NFSC analysts predict there would be more pressure on the exchange rate in 2017 as the demand for the greenback will rise given an expanding trade deficit, which is projected to account for 3.5 % of total exports.

However, foreign currency supply and international market factors have continued to help relieve the pressure on the exchange rate. In particular, the supply of U.S. dollars from foreign indirect investment sources (mergers and acquisitions) and foreign direct investment has been on the rise.

Secondly, the Bloomberg Dollar Index has constantly gone down, easing the pressure on the exchange rate between the Vietnam dong and the U.S. dollar. Thirdly, the Fed’s interest rate hike has not yet placed any short-term pressure on the exchange rate.

In the long run, the Fed’s additional interest rate hikes will put the exchange rate under huge pressure. The strong fall of the Chinese yuan will leave big impact on Vietnam’s economy whose trade deficit with China has been steadily widening, from US$23.7 billion in 2013 to US$28 billion in 2016.

Vietnam’s trade deficit with China makes up 14% of GDP, compared to the U.S.’s 2% with China.

In the 2017 Economic Outlook, HSBC forecast the exchange rate could stay at around VND23,200 per U.S. dollar at the end of this year and remain unchanged until late 2018.

Earlier, State Bank of Vietnam deputy governor Nguyen Thi Hong told the media: “Exchange rate control is a tough task for any central banks in the world but it is far more difficult for us as dollarization in the economy still exists.

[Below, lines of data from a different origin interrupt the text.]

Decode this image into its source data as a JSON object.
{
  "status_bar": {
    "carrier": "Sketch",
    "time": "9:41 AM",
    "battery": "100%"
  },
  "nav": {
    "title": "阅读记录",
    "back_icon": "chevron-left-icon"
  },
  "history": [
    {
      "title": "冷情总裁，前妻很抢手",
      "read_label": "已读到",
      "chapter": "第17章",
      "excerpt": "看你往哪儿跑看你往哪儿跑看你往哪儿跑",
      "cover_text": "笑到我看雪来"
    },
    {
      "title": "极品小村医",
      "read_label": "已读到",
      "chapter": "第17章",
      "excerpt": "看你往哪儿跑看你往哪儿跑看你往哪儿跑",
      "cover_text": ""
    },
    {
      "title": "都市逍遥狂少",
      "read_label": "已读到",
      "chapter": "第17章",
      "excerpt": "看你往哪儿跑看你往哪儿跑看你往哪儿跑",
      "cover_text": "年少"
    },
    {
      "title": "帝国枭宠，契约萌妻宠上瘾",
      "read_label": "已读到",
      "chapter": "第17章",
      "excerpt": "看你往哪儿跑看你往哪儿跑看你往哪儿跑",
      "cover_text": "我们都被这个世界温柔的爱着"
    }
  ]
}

In fact, exchange rate volatility results from both economic and psychological factors. Expectations can fuel the hoarding of foreign currency.”

NFSC said the task of stabilizing interest rates in the rest of 2017 would be more challenging than in 2016. There are some reasons behind this.

Expectations of higher inflation and exchange rates are building up over the prospect of the Fed raising U.S. interest rates at least three times this year.

Bad debt which has not been thoroughly settled will hinder any effort to cut interest rates, so deposit rates may surge beyond the levels recorded last year. Moreover, credit institutions will have to cut the proportion of short-term funds used to make medium- and long-term loans to 40% from January 1, 2018.

To keep lending rates as stable as in 2016 when the average spike was only 0.1 percentage point, it is necessary to speed up the settlement of bad debt and the restructuring of banks. Recent policy moves demonstrate the Government’s strong determination to move on with a draft law that supports the restructuring of banks.